Ragi Lambu, Luka Lesu (Bahasa Lio-Ende: pakaian adat untuk pria Lio-Ende)
Di Lio-Ende NTT memiliki pakian adat untuk pria yang disebut dengan ragi lambu luka lesu. Ragi lambu (sarung baju) merupakan busana adat yang dikenakan oleh kaum pria. Secara harafia ragi artinya sarung dan lambu artinya baju. Ragi merupakan hasil tenun ikat masyarakat Lio-Ende. Ragi memiliki corak dan didominasi warna hitam dengan garis-garis vertikal. Ada dua jenis ragi, pertama disebut ragi sura dari (sarung dengan motif garis-garis vertikal) dan yang kedua ragi sura rembe atau mbao (sarung dengan motif garis-garis horisontal) (Amatus Peta, 2017: 4). Sedangkan lambu yang sering dikenakan oleh kaum pria biasanya berwarnah putih polos. Dalam upacara dan tarian para pria biasanya ada yang tidak mengenakan baju. Selain itu ada juga yang hanya mengenakan singlet ataupun baju kaos putih oblong. Baju motif Lio-Ende ada ketika masyarakat mulai mengenal mesin jahit. Dalam ritus-ritus adat jarang sekali ditemukan kaum pria mengenakan baju dengan motif Lio-Ende. Namun yang sesungguhnya dalam upacara-upacara adat para pelaku ritual semestinya tanpa kameja atau baju (Aron Meko Mbete, 2008:161).
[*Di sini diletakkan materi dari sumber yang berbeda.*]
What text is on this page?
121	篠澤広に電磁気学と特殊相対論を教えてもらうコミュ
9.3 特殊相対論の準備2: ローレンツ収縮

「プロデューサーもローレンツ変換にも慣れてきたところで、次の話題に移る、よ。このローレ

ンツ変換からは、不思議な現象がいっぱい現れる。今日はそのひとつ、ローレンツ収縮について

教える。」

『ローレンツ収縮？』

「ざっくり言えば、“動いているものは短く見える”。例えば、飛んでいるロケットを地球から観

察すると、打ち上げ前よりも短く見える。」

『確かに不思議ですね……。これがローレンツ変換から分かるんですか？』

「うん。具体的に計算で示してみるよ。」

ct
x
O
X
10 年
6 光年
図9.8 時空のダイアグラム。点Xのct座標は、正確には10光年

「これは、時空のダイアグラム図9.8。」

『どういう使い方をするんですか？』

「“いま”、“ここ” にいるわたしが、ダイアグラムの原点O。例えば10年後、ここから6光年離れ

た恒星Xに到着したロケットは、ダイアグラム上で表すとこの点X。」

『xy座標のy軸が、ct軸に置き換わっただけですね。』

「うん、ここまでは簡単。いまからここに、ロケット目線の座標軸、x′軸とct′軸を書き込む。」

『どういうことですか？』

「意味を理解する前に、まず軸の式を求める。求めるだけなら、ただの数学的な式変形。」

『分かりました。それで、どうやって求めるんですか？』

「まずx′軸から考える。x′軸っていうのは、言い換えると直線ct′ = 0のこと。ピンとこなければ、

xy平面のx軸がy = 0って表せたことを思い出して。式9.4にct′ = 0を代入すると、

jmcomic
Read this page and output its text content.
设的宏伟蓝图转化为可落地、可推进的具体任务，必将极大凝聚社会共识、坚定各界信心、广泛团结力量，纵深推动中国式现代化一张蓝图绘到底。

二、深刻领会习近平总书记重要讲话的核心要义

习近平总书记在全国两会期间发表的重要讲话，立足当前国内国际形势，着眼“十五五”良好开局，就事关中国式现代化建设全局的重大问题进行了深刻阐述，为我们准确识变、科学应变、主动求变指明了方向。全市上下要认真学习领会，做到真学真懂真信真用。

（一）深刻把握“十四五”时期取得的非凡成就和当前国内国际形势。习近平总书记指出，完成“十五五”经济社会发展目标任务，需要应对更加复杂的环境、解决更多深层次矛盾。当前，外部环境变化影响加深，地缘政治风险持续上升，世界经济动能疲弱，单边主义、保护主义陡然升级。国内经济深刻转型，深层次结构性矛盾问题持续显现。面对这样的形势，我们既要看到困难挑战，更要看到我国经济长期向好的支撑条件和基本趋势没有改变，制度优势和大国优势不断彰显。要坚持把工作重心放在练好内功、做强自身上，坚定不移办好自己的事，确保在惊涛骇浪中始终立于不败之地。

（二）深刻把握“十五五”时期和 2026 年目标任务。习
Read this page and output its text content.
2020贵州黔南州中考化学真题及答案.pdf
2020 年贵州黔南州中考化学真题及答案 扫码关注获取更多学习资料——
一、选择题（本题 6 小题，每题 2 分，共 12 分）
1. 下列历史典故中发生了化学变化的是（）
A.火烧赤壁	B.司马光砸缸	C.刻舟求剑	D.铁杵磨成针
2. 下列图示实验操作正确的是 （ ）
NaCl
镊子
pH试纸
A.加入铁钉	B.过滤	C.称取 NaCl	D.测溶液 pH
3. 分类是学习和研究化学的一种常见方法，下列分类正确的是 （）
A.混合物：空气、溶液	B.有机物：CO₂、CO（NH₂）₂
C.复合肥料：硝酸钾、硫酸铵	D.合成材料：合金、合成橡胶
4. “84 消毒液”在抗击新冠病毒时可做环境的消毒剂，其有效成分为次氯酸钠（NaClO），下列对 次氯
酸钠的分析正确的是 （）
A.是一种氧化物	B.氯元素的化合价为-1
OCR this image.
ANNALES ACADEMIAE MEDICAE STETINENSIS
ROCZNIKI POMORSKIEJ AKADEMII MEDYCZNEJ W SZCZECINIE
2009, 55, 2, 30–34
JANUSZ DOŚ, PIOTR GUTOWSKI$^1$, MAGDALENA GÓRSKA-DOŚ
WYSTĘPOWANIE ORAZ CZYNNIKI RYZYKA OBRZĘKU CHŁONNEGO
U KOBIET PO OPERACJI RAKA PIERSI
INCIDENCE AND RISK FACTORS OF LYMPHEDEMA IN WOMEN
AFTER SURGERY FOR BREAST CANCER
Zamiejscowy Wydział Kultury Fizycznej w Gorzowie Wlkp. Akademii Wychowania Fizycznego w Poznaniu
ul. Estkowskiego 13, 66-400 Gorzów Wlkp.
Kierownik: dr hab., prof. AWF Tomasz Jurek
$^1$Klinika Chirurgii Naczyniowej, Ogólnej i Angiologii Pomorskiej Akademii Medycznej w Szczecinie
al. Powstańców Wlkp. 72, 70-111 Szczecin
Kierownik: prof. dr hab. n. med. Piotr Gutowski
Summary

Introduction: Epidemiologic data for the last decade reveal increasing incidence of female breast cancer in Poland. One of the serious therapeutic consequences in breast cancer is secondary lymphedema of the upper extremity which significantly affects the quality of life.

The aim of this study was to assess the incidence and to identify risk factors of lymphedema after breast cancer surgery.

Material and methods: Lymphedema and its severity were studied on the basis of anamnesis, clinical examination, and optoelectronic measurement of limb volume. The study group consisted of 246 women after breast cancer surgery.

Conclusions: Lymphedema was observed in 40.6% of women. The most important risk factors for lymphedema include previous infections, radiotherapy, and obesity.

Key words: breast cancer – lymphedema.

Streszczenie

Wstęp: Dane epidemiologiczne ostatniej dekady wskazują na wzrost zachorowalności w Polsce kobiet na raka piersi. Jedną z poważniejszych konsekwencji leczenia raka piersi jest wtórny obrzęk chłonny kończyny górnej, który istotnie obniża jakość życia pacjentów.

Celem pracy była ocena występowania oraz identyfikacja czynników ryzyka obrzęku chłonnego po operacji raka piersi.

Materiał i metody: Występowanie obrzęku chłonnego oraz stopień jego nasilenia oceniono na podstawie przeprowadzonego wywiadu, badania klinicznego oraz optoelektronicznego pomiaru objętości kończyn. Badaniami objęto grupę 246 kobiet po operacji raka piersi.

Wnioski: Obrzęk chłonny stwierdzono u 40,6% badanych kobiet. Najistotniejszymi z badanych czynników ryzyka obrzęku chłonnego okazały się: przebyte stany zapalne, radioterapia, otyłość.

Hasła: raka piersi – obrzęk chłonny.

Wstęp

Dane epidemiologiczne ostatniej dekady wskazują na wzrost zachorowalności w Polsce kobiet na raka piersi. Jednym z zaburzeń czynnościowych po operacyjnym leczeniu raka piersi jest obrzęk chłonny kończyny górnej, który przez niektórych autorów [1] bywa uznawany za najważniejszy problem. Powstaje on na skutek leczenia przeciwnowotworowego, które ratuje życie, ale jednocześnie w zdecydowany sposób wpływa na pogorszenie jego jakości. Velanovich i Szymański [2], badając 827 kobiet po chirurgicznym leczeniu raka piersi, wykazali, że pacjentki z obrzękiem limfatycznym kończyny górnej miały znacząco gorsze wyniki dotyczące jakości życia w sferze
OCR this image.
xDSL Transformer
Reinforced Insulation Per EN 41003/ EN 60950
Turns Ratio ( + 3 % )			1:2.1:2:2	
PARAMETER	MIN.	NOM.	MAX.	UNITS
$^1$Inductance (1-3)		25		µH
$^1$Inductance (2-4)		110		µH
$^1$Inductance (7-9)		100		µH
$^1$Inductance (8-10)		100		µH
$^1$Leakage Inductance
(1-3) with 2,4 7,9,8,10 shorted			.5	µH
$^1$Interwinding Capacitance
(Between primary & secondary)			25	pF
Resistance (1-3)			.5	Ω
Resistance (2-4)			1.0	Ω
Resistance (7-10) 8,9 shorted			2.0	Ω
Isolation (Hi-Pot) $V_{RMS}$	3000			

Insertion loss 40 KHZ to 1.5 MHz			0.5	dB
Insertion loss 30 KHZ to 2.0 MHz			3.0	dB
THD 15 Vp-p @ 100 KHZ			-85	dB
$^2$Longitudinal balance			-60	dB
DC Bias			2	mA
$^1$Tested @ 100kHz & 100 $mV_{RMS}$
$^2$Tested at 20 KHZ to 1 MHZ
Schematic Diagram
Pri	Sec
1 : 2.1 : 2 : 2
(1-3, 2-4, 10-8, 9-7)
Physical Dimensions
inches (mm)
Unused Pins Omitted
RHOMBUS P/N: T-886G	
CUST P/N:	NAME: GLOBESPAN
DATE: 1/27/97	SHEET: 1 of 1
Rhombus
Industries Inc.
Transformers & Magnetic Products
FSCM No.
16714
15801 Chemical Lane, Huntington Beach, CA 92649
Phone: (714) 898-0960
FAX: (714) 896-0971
Ragi memiliki perlengkapan selain lambu yaitu luka (selendang) dan lesu (destar). Luka merupakan hasil tenun orang Lio-Ende. Luka dikenakan menyilang dari bahu kiri dan di beri peniti di pinggang bagian kanan. Luka terbuat dari bahan untuk sarung perempuan begitu pula dengan motifnya. Lesu di kenakan dengan di ikat pada kepala. Lesu bukanlah hasil tenun daerah Lio-Ende. Untuk mendapatkannya lesu dapat di beli di pasar atau toko. Lesu yang ikat pada kepala berbentuk seperti kerucut. Dalam kebudayaan Jawa lesu dikenakan juga pada kepala namun bentuknya berbeda. Di Jawa lesu di buat seperti topi sedangkan di Lio-Ende di ikat pada kepala dan berbentuk seperti kerucut. Busana adat asli bagi pria Lio-Ende aslinya adalah ragi, luka dan lesu (Aron Meko Mbete, 2008: 161).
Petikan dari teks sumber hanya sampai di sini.